The Economist piece, commits the mistake that I suggested (see my old post on the Capital Controversies here) was typical of most incorrect views on the debates between the two Cambridges, and suggests, essentially, that it was an aggregation problem, and that:

"Mr Harris did not move on. In his 1978 book he developed a model of growth without an aggregate capital stock. Rather than the smooth 'production function' of Solow, in which the rate of saving and population growth determines capital per worker, Mr Harris instead proposed that firms must choose from a 'book of blueprints', which need different capital goods. Capitalists will compete to ensure the rate of profit is consistent across different industries, picking a blueprint based on the level of wages and profits in the economy."

That's why Dixit suggests that the choice of technique models in Malinvaud, and in Dorfman, Samuelson and Solow, using disaggregated notions of capital would avoid the circularity of the aggregative model. It is always the case that firms will choose, given distribution, the technique that minimizes costs. Of course, that's not the issue. The problem is that one cannot obtain a measure of capital that is independent of distribution, and hence, the idea that supply and demand in factor markets can determine the remuneration of capital and labor cannot stand. The classical concern with distributive conflict, both of Marx, but also of bourgeois economists, as he called them, Smith and Ricardo, becomes relevant again [meaning, if I need to clarify, the notion of conflict in the distribution arena was held both by critics of capitalism, and defenders of what Smith referred to as commercial societies].

Disaggregation does little to solve the problem. First, as noted by Garegnani, long ago, the abandonment of the notion of aggregate capital, and the notion of factors of production, came together with the view that means of production got their own rate of return, but also with the disappearance of the notion that the forces of competition lead to a normal and uniform rate of profit. The traditional long run method of economics, that was the theoretical foundation of the discipline, was abandoned. Further, it is still the case that, even with a disaggregated set of means of production, in the the aggregate, savings must be equalized to investment, and some process for that has to be used. That is why some notion of the quantity of capital was necessary for the mainstream [in recent times, mainstream economists and policy makers have started talking of the natural rate of interest again, a notion that had vanished more or less, and about very simplistic negative relations between investment and interest rates, w/o even knowing the logical problems associated with that, reinforcing problematic views about distribution].

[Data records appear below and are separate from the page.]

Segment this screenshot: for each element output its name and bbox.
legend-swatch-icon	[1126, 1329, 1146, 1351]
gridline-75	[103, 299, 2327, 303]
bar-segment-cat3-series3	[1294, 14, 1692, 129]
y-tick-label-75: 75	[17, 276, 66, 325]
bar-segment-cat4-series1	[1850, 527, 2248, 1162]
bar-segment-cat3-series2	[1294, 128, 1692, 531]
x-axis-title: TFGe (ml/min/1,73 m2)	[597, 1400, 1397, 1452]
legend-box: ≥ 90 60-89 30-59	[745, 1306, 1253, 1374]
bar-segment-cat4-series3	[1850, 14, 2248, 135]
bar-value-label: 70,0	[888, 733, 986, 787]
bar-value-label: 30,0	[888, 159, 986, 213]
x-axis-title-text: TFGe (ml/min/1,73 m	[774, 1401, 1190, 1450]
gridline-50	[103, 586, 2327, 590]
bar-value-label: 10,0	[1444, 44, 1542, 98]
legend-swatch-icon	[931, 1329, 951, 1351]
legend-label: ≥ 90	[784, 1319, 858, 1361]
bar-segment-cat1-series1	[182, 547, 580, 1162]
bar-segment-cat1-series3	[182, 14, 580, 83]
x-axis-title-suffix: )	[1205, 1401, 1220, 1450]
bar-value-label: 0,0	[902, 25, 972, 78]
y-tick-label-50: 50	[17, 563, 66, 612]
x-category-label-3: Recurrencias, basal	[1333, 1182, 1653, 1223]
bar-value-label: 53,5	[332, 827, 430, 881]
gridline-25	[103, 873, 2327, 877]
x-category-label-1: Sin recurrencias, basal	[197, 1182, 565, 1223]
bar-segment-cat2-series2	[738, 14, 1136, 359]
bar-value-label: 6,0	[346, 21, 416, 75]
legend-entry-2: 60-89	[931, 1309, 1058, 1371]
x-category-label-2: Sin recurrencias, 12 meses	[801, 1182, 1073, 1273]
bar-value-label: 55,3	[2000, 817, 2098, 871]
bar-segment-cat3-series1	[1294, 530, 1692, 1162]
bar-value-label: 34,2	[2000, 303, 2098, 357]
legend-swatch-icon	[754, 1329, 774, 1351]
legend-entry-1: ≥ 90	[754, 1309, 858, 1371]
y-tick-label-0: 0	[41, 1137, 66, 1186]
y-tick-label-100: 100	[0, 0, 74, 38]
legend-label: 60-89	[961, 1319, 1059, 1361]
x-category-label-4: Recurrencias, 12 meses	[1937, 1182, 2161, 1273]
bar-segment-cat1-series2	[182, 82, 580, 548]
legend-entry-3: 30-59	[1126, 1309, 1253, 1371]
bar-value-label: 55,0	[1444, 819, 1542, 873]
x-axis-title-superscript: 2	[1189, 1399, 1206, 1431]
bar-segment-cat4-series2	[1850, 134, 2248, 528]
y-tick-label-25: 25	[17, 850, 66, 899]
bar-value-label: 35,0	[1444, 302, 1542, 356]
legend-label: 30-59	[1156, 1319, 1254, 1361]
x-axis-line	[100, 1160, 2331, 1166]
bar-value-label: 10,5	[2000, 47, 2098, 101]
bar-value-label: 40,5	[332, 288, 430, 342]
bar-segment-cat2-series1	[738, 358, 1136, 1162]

In other words, forget the notion that firms actually face a book of blueprints, and that they can substitute and change the structure of production with relative ease, according to changes in relative prices, and that somehow that, by affecting the relative supply and demand for capital (many capital goods) and labor, would determine distribution, since that is obviously highly improbable in reality. Choices are more limited, and substitution irrelevant, at best. The Cambridge, UK, economists (and not only the Marxists; most were some kind of Post Keynesian, as The Economist notes) and Harris knew better. Distribution is determined by the relative bargaining power of workers and capitalists.

Samuelson knew enough, math and theory, to know when he was wrong. Mr. Dixit thinks his mathematical knowledge puts him above the rabble [the so-called Marxists of Cambridge, and Mr. Harris]. But what his letter [and the piece by The Economist] actually shows is lack of engagement with the theoretical argument, and, in contrast with Mr. Harris, an incredible amount of ideological bias. After all, the idea that distribution is according to effort, and that markets produce optimal outcomes is at play. It shouldn't be. He raised Malinvaud, I counter with Smith, which knew way less math than he does, for sure, but whose book is still worth reading.